Lark is a ghost town located 4 mi west of Herriman in the Oquirrh Mountains of southwest Salt Lake County, Utah in the United States. Lark was founded and settled by miners due to its location nearby several, now defunct, copper mines.

==History==
The discovery of gold in Bingham Canyon in 1863 brought a rush of prospectors, two of whom were named Dalton and Lark. Settlements with these names grew up around the mining claims. Eventually the settlement of Dalton was merged into Lark. The town of Lark was officially established January 3, 1866.

The town had enough Latter-day Saint residents by 1918 to be made a ward, but by 1923, the ward was reduced to a branch. It had 234 members in 1930.

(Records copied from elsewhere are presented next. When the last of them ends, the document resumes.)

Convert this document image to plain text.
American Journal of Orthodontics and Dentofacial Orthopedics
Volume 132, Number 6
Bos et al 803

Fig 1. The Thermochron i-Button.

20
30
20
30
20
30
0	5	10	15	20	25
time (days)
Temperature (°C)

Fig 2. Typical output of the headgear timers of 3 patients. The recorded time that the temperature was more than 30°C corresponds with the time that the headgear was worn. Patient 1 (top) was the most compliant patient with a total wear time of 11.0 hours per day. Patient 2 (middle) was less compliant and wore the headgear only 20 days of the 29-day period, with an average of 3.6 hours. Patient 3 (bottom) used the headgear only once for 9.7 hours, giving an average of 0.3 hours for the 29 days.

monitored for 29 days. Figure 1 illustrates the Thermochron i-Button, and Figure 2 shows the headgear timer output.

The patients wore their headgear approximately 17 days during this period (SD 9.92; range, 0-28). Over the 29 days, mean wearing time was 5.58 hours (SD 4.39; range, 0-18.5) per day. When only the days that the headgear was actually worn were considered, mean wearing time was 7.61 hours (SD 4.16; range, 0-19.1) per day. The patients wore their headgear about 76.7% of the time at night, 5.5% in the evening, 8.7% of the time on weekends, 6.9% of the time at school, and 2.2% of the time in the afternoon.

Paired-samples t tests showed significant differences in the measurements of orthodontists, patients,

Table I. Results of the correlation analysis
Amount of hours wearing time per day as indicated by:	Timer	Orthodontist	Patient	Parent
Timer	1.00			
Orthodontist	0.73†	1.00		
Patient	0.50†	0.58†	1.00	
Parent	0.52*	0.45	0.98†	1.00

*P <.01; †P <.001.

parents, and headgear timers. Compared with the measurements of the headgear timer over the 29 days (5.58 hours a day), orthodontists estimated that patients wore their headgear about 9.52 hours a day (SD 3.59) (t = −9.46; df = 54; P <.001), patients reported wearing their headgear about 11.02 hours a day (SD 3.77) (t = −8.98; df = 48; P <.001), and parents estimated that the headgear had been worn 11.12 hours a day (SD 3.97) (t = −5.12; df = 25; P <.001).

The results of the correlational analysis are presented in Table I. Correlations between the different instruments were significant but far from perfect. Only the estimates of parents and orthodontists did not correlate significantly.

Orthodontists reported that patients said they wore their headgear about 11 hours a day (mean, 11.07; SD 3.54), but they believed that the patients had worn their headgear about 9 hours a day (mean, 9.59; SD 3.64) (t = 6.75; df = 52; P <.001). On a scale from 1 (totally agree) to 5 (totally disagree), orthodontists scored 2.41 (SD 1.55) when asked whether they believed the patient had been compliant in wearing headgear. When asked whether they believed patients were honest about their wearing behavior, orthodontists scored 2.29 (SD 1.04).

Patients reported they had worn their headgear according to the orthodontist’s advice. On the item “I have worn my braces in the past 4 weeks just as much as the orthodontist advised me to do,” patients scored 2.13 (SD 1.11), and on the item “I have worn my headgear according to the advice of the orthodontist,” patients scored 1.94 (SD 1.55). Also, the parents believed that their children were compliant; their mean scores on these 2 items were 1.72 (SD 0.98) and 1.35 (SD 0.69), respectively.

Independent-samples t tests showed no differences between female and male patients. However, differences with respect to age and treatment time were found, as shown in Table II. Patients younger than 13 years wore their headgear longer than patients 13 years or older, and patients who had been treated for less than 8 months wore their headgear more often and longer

By 1929, Lark was a company town of the United States Smelting and Refining Company, which expanded the town through the 1940s and 1950s. At its peak, the population exceeded 800. Then the nearby non-copper mines began to close, and the town went into decline. The last silver, zinc, and lead mine closed about 1971. In 1972, Kennecott Copper bought the land, and on December 14, 1977, the company announced the termination of the 51 families' leases on the land where homes had been built, and gave them notices of eviction. The company wanted the land to dump large quantities of overburden from nearby Bingham Canyon Mine. The population was 591, and Kennecott helped move people and some homes, even preparing a subdivision in nearby Copperton. By 1978, Lark was dismantled.

Lark's most famous citizen was Vina Fay Wray, who portrayed Ann Darrow in the 1933 movie King Kong. As a child Wray lived in two locations in Salt Lake City, and also in Lark, before her family moved to Los Angeles.